What we have considered

  1. The tenancy agreement states that the tenant will have the right to have repairs carried out and receive compensation for any failure by the landlord to complete repairs within its specified timeframe. The landlord’s repairs policy states that it will complete non-emergency repairs within a maximum of 28 calendar days.
  2. Following the resident’s report of the issues in January 2024, the landlord inspected on 15 March 2024. This was after rearranging a previous appointment due to operative availability. At this stage it had already exceeded its 28-calendar day policy timescale. Although it overhauled both the front and rear doors, the landlord found that it needed to replace the rear patio door. It approved these works on 24 April 2024.
  3. Following the complaint, the landlord upheld the case and offered £200 for the distress and inconvenience caused. It was reasonable for the landlord to uphold the complaint at this stage given the difficulties the resident had faced.
  4. After receiving the stage 1 outcome, the resident remained dissatisfied and escalated the complaint. At stage 2, the landlord acknowledged that its service had fallen below standard and increased the compensation to £450. It also accepted that it had not followed its repairs policy or the tenancy agreement in relation to the repair and compensation. However, despite confirming the repair would be booked, it did not provide a timescale. This lack of clarity likely caused further frustration for the resident, who repeatedly sought a specific date.
  5. The landlord completed the on 8 November 2024. This was 297 calendar days after it approved the job in April 2024. Given the landlord’s policy requires nonemergency repairs to be completed within 28 days, this was an excessive delay and represented a significant departure from expected standards.
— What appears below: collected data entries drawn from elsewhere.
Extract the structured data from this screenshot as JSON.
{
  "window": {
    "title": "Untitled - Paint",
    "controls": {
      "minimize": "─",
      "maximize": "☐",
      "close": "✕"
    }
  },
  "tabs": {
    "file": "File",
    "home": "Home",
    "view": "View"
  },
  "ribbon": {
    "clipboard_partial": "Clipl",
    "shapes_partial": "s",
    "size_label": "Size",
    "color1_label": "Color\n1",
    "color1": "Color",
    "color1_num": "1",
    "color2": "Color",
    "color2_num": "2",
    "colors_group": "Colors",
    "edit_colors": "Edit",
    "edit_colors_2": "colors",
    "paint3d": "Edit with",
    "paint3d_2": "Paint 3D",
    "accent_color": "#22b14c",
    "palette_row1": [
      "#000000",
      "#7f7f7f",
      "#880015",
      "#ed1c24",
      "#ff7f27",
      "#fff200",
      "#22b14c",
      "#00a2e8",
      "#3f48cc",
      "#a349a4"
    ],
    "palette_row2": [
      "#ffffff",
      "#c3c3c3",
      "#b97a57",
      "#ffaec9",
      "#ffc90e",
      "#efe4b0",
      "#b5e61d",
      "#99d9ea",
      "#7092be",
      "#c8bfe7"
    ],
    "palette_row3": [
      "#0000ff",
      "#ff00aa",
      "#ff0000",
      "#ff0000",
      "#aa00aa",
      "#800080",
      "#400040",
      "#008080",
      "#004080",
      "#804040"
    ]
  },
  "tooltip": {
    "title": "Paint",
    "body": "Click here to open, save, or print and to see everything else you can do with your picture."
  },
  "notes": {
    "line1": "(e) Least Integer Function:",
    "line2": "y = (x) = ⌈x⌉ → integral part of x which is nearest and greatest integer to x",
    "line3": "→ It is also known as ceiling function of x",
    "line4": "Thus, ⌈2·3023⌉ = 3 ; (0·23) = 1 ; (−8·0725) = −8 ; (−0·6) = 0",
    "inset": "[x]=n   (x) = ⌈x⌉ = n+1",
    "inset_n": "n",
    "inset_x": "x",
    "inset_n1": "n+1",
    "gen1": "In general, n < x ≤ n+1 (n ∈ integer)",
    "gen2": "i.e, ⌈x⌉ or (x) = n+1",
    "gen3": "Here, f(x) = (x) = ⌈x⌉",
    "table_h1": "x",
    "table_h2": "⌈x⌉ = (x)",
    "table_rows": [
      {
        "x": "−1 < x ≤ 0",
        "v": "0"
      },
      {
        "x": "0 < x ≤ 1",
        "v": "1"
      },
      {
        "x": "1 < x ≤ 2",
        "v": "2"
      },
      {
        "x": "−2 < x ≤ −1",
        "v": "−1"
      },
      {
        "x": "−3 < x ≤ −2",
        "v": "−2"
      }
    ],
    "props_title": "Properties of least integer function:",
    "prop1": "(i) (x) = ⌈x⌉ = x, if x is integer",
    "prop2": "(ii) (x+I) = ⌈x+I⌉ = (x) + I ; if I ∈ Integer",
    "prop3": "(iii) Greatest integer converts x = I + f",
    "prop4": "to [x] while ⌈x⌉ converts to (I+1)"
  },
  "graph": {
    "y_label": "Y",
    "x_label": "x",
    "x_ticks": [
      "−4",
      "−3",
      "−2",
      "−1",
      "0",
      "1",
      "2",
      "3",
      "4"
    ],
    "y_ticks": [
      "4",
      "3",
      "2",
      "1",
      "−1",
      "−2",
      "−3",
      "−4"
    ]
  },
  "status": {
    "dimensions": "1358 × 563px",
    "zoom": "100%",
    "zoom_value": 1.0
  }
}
Once the resident escalated her complaint, it would have been good practice for the landlord to provide a clear timeline for completion, but this did not occur, further adding to the resident’s frustration.
  6. While the landlord recognised service failures and offered £450, this sum does not proportionately reflect a delay of almost 10 months. Under the our remedies guidance, compensation should account for the extent of inconvenience, disruption, and distress. In this case, the prolonged delay likely affected the resident’s comfort, sense of security, and energy use. A total of £600 would be a more appropriate remedy in the circumstances and is consistent with findings of maladministration.

Complaint

The handling of the complaint

Finding

No maladministration

  1. The landlord has a 2-stage complaints process. Its complaints policy says it will respond within 10 working days for stage 1 complaints. For stage 2 complaints, it will respond within 20 working days of the complaint being escalated. This is compliant with our Complaint Handling Code (the Code).
  2. The landlord sent its stage 1 complaint response in 7 working days which was within its policy timeframe. Its stage 2 complaint response was sent in 22 working days which was slightly outside its policy. However, this delay caused no detriment to the resident. We found no maladministration in the landlord’s complaint handling.

Learning

  1. The landlord should ensure it does not go past its policy timescales for providing complaint responses.
  2. The landlord should ensure it completes repairs in a reasonable amount of time, in line with its policy timescales. In its response to us, it stated the prolonged delay did not meet its service standard. The landlord has said it is committed to learning from this experience to improve outcomes and services. In light of this, it now uses bespoke software to monitor repairs.

Knowledge information management (record keeping)

  1. We found no concerns with the landlord’s record keeping.

Communication

  1. The landlord acknowledged that its communication about scheduling was inconsistent, and the resident experienced distress due to unclear timelines and perceived inaction. This recognition should help the landlord improve its services.
  2. The landlord should ensure it provides residents with meaningful regular updates to prevent residents having to chase it for information.